Suppose I want to to find the local minima of a logdet function $\mathcal{L}$ with respect to a Matrix $\mathbf{A}$, $$ \mathcal{L} = \log\vert \mathbf{I} + \mathbf{A}\mathbf{S} \vert - \mathbf{q}^T(\mathbf{A}^{-1} + \mathbf{S})^{-1} \mathbf{q}, $$ where $\mathbf{S}$ is a Symmetric Positive Semi-Definite Matrix, $\mathbf{q}$ is a column vector, $\mathbf{I}$ is an identity matrix. I could find the local minima of $\mathcal{L}$ by solving, $$ \min_\mathbf{A} \mathcal{L} \qquad \rightarrow \qquad \frac{\partial \mathcal{L}}{\partial \mathbf{A}} = \mathbf{0}. $$ the closed form solution of $\mathbf{A}$ ($\frac{\partial \mathcal{L}}{\partial \mathbf{A}} = \mathbf{0}$) can be derived, $$ \mathbf{A} = \mathbf{S}^{-1}(\mathbf{S} - \mathbf{q}\mathbf{q}^T)\mathbf{S}^{-1} $$
The questions are
Given $\mathbf{S}$ a positive definite matrix, $\mathbf{qq}^T$ a rank one positive semi-definite matrix, what's the condition that $\mathbf{A} = \mathbf{S}^{-1}(\mathbf{S} - \mathbf{q}\mathbf{q}^T)\mathbf{S}^{-1}$ being a PD(or PSD) matrix ? Is $\mathrm{Trace}[\mathbf{A}] > 0$ sufficient ?
How to analyze the stationary point of the partial derivatives $\frac{\partial \mathcal{L}}{\partial \mathbf{A}} = \mathbf{0}$ ?
As you have used $S^{-1}$ to define $A$, presumably $S$ is positive definite. Now $A$ is p.s.d. if and only if $S-qq^T$ is p.s.d.. Let $Q$ be a real orthogonal matrix with $q/\|q\|$ as its first column.

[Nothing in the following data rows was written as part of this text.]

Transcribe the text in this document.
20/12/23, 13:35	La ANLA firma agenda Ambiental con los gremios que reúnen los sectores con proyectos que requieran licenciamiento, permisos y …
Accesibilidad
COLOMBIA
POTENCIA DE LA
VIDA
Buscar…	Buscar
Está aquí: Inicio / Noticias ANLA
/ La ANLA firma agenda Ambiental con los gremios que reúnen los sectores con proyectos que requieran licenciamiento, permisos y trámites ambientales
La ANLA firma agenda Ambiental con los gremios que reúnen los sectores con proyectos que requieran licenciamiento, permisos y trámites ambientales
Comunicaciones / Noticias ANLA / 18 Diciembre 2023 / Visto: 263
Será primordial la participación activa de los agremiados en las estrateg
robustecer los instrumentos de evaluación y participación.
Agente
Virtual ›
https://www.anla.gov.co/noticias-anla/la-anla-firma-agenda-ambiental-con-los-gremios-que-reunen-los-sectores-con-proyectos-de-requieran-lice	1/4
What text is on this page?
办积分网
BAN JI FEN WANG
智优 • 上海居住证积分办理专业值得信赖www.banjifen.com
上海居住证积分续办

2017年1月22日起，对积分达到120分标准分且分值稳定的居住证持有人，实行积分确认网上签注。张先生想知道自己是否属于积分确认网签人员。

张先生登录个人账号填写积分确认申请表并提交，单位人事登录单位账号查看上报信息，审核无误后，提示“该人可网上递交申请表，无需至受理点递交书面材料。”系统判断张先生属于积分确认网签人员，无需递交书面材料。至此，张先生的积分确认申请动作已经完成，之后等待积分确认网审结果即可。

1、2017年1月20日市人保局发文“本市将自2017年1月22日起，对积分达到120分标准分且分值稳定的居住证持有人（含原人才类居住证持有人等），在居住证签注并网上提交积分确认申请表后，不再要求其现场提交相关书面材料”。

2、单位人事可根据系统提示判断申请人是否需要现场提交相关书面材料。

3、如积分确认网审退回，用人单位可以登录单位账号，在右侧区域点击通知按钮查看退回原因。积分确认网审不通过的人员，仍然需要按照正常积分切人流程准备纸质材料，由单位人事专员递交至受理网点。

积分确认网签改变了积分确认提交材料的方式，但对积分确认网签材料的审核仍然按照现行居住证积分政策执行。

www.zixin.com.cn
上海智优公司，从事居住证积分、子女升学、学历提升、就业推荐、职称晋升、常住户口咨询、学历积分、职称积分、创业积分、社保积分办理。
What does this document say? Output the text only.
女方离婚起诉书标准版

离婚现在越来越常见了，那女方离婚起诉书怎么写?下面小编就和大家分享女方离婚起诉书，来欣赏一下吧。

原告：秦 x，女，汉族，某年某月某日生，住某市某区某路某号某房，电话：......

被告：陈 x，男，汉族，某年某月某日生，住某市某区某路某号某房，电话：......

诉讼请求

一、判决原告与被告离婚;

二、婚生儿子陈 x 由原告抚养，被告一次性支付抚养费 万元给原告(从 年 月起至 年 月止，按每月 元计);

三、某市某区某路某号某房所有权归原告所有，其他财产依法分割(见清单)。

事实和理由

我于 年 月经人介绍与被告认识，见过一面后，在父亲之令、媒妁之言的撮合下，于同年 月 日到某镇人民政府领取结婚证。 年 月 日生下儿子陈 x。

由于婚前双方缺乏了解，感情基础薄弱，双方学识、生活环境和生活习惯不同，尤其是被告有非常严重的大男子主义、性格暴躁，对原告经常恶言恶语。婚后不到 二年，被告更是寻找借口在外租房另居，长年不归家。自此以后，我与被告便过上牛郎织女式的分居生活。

Then $$ B=Q^T(S-qq^T)Q=\pmatrix{\frac{q^TSq}{\|q\|^2}-\|q\|^2 & v^T\\ v&C} $$ for some vector $v$ and some positive definite matrix $C$. Therefore $B$ is p.s.d if and only if $\det(B)\ge0$. Using Schur complement, we get $\det(B)=\det(C)\left(\frac{q^TSq}{\|q\|^2}-\|q\|^2-v^TC^{-1}v\right)$. Therefore $A$ is p.s.d. if and only if $\frac{q^TSq}{\|q\|^2}-\|q\|^2-v^TC^{-1}v\ge0$.
As for the second question, I have no idea what you are asking.